Georgia has been a partner country of the European Union within its Neighbourhood Policy (now reframed within the Eastern Partnership) since 2006 and aspires to achieve ever closer integration with the Union and European security structures. However, Georgia is also still tormented by territorial conflicts which violently escalated in summer 2008. As this recent outburst of violence has demonstrated, the failure of peacefully resolving conflicts on the European continent and particularly in its volatile regions – such as the South Caucasus – does not only threaten European stability, with possible negative spill-over effects into the European Union. It also hampers the Union’s goal to assist the Eastern Partnership countries in their approximation to EU standards of democratic governance.

The project’s rationale, in line with the programmatic priorities of the Instrument for Stability, acknowledges that much of the field experience and capacity for crisis prevention and response is located in the non-state sector. In Georgia, the unfolding of this potential is impeded by several factors, including insufficient visibility of civil society expertise on peace-building both towards the Georgian Government and international donors operating in the country; lack of cooperation between state and non-state actors; and weak linkages between the main civil society actors themselves.

This project therefore endeavoured to draft recommendations on how these weaknesses might be overcome and on how the constructive role of civil society actors could be strengthened to build stable and "positive" peace in Georgia.
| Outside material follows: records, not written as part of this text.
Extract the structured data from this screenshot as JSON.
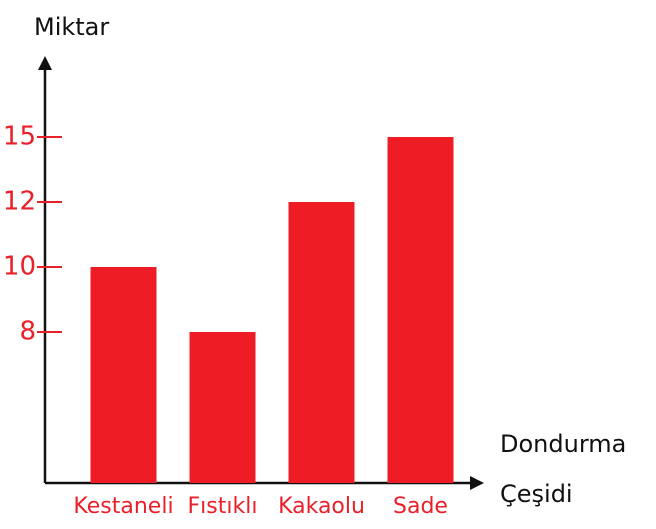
{
  "chart_data": {
    "type": "bar",
    "y_label": "Miktar",
    "x_label": [
      "Dondurma",
      "Çeşidi"
    ],
    "categories": [
      "Kestaneli",
      "Fıstıklı",
      "Kakaolu",
      "Sade"
    ],
    "values": [
      10,
      8,
      12,
      15
    ],
    "color": "#ee1c25",
    "label_color": "#e8202a",
    "ylim": [
      0,
      18
    ],
    "yticks": [
      8,
      10,
      12,
      15
    ],
    "grid": false
  }
}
The present recommendations document is the result of a working process that included, next to international experts, more than 20 representatives of the Georgian civil society sector with direct working and research experience in crisis prevention, confidence building and reconciliation. The project partners organised two Round Table events in April and July 2010, during which the recommendations of civil society were gathered and debated. A core working group of experts advised on the structuring of the document and saw it through to finalisation.

The document provides in the following sections an overview of the peace-building functions of civil society in general as well as a context analysis of Georgian civil society in peace-building processes. It then discusses seven priority areas for peace-building that were identified in the course of this project and addresses recommendations relevant to these areas to Georgian civil society, the Government of Georgia and international donors active in the country. Recommendations that cut across several priority areas are listed in a separate section.

We hope that the present document, as a result of debate and cooperation within the Georgian civil society sector, will prove useful to its addressees. Follow-up activities to disseminate its recommendations are planned, both within Georgia and in the European Union, after the end of this project.